Total - 38.3 miles in 5:51

Sunday, March 20, 2011

Gnarly Bandit?

75 miles this week.  Not quite the 80+ I was dreaming about, but hey, not too bad either.  I had a great 30 mile jaunt on Saturday, the first 28 with Jordan Hanlon.

JH and me at mile 24 or so
Then an impromptu 15 mile run on Sunday with my Dad.  Sunday was the first 3+ mile distance in the NB Minimus Trail shoes, and, as it turns out, 15 miles on pavement in those guys is too much for me, because there's a little swelling in my left knee that I'm going to monitor intently.  The current plan is to take Monday off and start dipping down in mileage.  If I put in 50 miles next week, I'll be surprised.  One day at a time...

Until April 8th anyway, because I officially registered for Zumbro!  I wanted 35 or 40 miles on Saturday, but hey, 30's alright, especially with the lack of overall training I've had so far this year.  Plus, just today the Zumbro race shirts came out, and damn do they look cool!


So here goes nothing.  I joked that I hope I survive to wear this shirt, but even if I don't, it'll look great at the funeral.  That is a fantastic logo!

And as I was running into all of this great info online, I also saw the UMTR Gnarly Bandit Race Series on John Storkamp's facebook page (incidentally, John also set the CR at Zumbro last year).  But the Gnarly Bandit Series interests me.  I was already planning on running 3 of the 5, and Kettle Moraine falls on the same weekend as the FANS 24 hour race/Minneapolis Marathon, neither of which I'm registered for or dead set on running.  But I'd have to add that AND Black Hills, which is a LOT of racing.  Zumbro first.  One step at a time.  

Mon - Off
Tue - 16 miles @ the Metrodome in 2:20
Wed - 3 miles @ Nokomis w/Alicia and the dogs in :32
Thur - 8 miles @ the Metrodome w/Dad in 1:15
Fri - 3 miles @ Nokomis w/Alicia and the dogs in :30
Sat - 30 miles around Minneapolis (28 w/JH, then home) in 4:55
Sun - 15 miles @ Nokomis, Minnehaha, and the Mississippi River w/Dad in 2:35

Total - 75 miles in 12:07

Sunday, March 13, 2011

Still a Shot at Zumbro

Four weeks to go.  I think I've still got an outside shot at being able to attempt Zumbro.  Just finished a fantastic 60 mile week.
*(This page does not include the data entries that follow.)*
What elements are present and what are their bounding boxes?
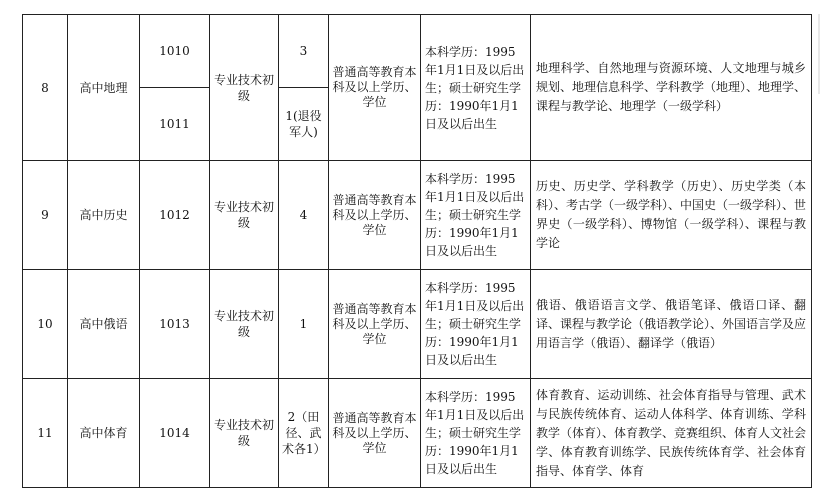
subject-cell: 高中俄语 (68, 270, 140, 379)
job-title-cell: 专业技术初级 (210, 379, 279, 488)
table-row (23, 161, 812, 270)
subject-cell: 高中体育 (68, 379, 140, 488)
post-code: 1012 (140, 161, 210, 270)
education-cell: 普通高等教育本科及以上学历、学位 (329, 161, 421, 270)
education-cell: 普通高等教育本科及以上学历、学位 (329, 379, 421, 488)
subject-cell: 高中历史 (68, 161, 140, 270)
major-requirement-cell: 体育教育、运动训练、社会体育指导与管理、武术与民族传统体育、运动人体科学、体育训练、学科教学（体育）、体育教学、竞赛组织、体育人文社会学、体育教育训练学、民族传统体育学、社会体育指导、体育学、体育 (531, 379, 812, 488)
post-code: 1013 (140, 270, 210, 379)
subject-cell: 高中地理 (68, 15, 140, 161)
row-index: 11 (23, 379, 68, 488)
table-row (23, 15, 812, 88)
age-requirement-cell: 本科学历：1995年1月1日及以后出生；硕士研究生学历：1990年1月1日及以后出生 (421, 270, 531, 379)
job-title-cell: 专业技术初级 (210, 161, 279, 270)
age-requirement-cell: 本科学历：1995年1月1日及以后出生；硕士研究生学历：1990年1月1日及以后出生 (421, 161, 531, 270)
age-requirement-cell: 本科学历：1995年1月1日及以后出生；硕士研究生学历：1990年1月1日及以后出生 (421, 15, 531, 161)
major-requirement-cell: 历史、历史学、学科教学（历史）、历史学类（本科）、考古学（一级学科）、中国史（一级学科）、世界史（一级学科）、博物馆（一级学科）、课程与教学论 (531, 161, 812, 270)
headcount-cell: 3 (279, 15, 329, 88)
major-requirement-cell: 地理科学、自然地理与资源环境、人文地理与城乡规划、地理信息科学、学科教学（地理）、地理学、课程与教学论、地理学（一级学科） (531, 15, 812, 161)
headcount-cell: 2（田径、武术各1） (279, 379, 329, 488)
post-code: 1011 (140, 88, 210, 161)
job-title-cell: 专业技术初级 (210, 270, 279, 379)
job-title-cell: 专业技术初级 (210, 15, 279, 161)
education-cell: 普通高等教育本科及以上学历、学位 (329, 270, 421, 379)
row-index: 9 (23, 161, 68, 270)
post-code: 1010 (140, 15, 210, 88)
education-cell: 普通高等教育本科及以上学历、学位 (329, 15, 421, 161)
age-requirement-cell: 本科学历：1995年1月1日及以后出生；硕士研究生学历：1990年1月1日及以后出生 (421, 379, 531, 488)
headcount-cell: 1(退役军人) (279, 88, 329, 161)
row-index: 10 (23, 270, 68, 379)
table-row (23, 379, 812, 488)
post-code: 1014 (140, 379, 210, 488)
table-row (23, 270, 812, 379)
headcount-cell: 4 (279, 161, 329, 270)
headcount-cell: 1 (279, 270, 329, 379)
major-requirement-cell: 俄语、俄语语言文学、俄语笔译、俄语口译、翻译、课程与教学论（俄语教学论）、外国语言学及应用语言学（俄语）、翻译学（俄语） (531, 270, 812, 379)
recruitment-table (22, 14, 812, 488)
row-index: 8 (23, 15, 68, 161)
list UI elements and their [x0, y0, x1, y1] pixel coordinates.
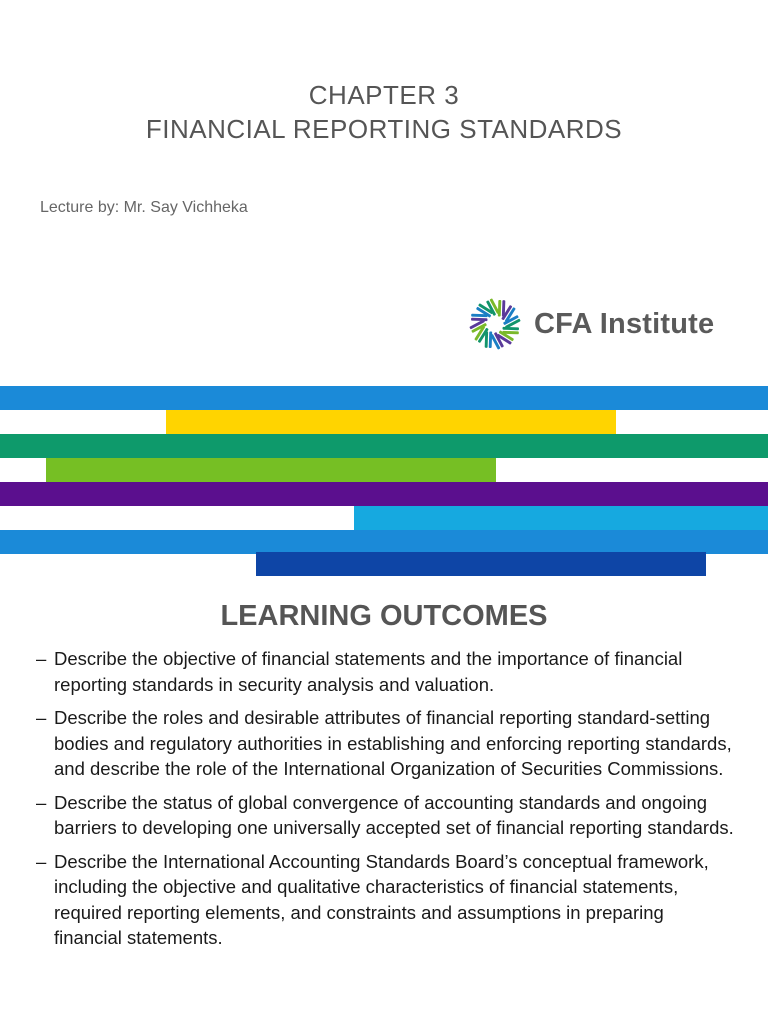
bullet-dash: – [36, 850, 47, 872]
lecturer-line: Lecture by: Mr. Say Vichheka [40, 199, 248, 216]
outcome-text: Describe the roles and desirable attributes of financial reporting standard-setting bodies and regulatory authorities in establishing and enforcing reporting standards, and describe the role of the International Organization of Securities Commissions. [54, 707, 732, 779]
stripe-purple [0, 482, 768, 506]
outcome-text: Describe the objective of financial statements and the importance of financial reporting standards in security analysis and valuation. [54, 648, 683, 695]
stripe-yellow [166, 410, 616, 434]
pinwheel-segment [489, 331, 492, 348]
chapter-title: CHAPTER 3 [308, 80, 460, 110]
stripe-green [0, 434, 768, 458]
stripe-cyan [354, 506, 768, 530]
bullet-dash: – [36, 791, 47, 813]
pinwheel-segment [498, 300, 501, 317]
outcome-text: Describe the status of global convergence of accounting standards and ongoing barriers to developing one universally accepted set of financial reporting standards. [54, 791, 734, 838]
list-item [36, 646, 736, 697]
list-item [36, 705, 736, 782]
pinwheel-segment [471, 318, 488, 321]
bullet-dash: – [36, 648, 47, 669]
stripe-blue-2 [0, 530, 768, 554]
cfa-logo [466, 294, 714, 354]
stripe-lime [46, 458, 496, 482]
list-item [36, 849, 736, 951]
chapter-subtitle: FINANCIAL REPORTING STANDARDS [145, 114, 623, 144]
bullet-dash: – [36, 707, 47, 728]
logo-text: CFA Institute [534, 307, 715, 340]
learning-outcomes-heading: LEARNING OUTCOMES [220, 600, 548, 632]
cfa-pinwheel-icon [466, 295, 524, 353]
stripe-blue-1 [0, 386, 768, 410]
list-item [36, 790, 736, 841]
stripe-navy [256, 552, 706, 576]
outcome-text: Describe the International Accounting Standards Board’s conceptual framework, including the objective and qualitative characteristics of financial statements, required reporting elements, and constraints and assumptions in preparing financial statements. [54, 850, 709, 948]
pinwheel-segment [502, 327, 519, 330]
learning-outcomes-list [36, 646, 736, 959]
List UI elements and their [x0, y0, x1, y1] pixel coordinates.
I need to up this for next week and see how long I can push the miles over the weekend. I'm hoping for a 35-40 mile run on Saturday or Sunday, and then just maintain/taper until April 8th.
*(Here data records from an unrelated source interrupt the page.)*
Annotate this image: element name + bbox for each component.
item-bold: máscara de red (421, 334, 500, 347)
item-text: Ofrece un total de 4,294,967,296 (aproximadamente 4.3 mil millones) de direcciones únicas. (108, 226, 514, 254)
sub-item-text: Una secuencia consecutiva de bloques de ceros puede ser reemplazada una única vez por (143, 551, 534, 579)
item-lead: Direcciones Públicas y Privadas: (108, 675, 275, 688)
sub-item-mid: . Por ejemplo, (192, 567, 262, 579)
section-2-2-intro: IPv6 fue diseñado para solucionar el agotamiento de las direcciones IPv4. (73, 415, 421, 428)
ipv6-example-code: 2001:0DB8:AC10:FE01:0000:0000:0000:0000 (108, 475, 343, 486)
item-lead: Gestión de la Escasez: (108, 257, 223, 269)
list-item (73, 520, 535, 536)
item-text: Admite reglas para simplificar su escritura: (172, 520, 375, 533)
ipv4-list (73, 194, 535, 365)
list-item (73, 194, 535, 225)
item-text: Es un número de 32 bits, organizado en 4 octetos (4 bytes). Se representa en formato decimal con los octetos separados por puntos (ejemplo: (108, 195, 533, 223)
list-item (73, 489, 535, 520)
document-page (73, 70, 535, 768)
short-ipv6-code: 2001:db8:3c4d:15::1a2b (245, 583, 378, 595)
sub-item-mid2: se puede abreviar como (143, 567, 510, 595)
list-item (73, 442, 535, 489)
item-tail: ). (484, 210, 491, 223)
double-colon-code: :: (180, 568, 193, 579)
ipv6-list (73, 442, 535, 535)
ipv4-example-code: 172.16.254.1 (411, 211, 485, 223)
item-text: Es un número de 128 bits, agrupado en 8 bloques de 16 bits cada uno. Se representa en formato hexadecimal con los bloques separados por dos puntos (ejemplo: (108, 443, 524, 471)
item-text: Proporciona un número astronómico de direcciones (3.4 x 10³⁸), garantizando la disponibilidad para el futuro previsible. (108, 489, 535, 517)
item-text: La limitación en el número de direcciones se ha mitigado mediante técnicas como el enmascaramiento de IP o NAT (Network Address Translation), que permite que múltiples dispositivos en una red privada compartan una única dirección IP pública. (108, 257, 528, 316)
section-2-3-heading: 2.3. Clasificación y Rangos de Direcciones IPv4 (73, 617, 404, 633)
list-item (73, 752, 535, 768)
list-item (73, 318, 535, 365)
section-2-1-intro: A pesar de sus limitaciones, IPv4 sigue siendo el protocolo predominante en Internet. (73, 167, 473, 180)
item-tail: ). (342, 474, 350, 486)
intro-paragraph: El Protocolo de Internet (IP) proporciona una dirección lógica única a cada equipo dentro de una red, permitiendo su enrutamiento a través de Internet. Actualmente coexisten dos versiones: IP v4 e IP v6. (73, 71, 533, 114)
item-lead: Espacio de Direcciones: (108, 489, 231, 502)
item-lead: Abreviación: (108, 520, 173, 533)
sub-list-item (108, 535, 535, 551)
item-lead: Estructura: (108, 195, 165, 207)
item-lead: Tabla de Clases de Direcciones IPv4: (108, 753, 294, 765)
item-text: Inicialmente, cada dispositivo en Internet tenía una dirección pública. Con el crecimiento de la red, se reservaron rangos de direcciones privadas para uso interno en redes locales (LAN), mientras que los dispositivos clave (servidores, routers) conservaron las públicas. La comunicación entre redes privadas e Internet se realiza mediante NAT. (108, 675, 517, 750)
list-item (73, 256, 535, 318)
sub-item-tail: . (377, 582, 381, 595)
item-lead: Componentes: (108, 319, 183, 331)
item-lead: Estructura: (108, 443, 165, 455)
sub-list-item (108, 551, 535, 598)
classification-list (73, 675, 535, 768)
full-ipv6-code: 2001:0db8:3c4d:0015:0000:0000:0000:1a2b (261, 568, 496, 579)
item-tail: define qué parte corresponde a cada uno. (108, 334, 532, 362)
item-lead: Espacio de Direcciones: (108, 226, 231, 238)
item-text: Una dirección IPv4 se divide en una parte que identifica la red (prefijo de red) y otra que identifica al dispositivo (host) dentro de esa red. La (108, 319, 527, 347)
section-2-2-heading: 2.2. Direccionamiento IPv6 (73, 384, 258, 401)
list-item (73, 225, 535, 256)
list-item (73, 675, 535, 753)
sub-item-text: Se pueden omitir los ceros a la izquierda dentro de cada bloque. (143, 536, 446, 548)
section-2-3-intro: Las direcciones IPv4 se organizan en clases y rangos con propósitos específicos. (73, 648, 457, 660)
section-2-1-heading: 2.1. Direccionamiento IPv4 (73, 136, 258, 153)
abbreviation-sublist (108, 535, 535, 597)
My dad and me after Sunday's run.

Mon - Off
Tue - 13 miles @ the Metrodome in 2:05
Wed - Off
Thu - 15 miles @ the Metrodome in 2:22 (w/Dad)
Fri - Off
Sat - 20 miles @ Minnehaha in 3:20 (icy, windy, and cold)
Sun - 12.2 miles @ Minnehaha in 2:08 (super slick, w/Dad)

Total - 60 Miles in 9:55

Cross your fingers. I'm going to give this a go.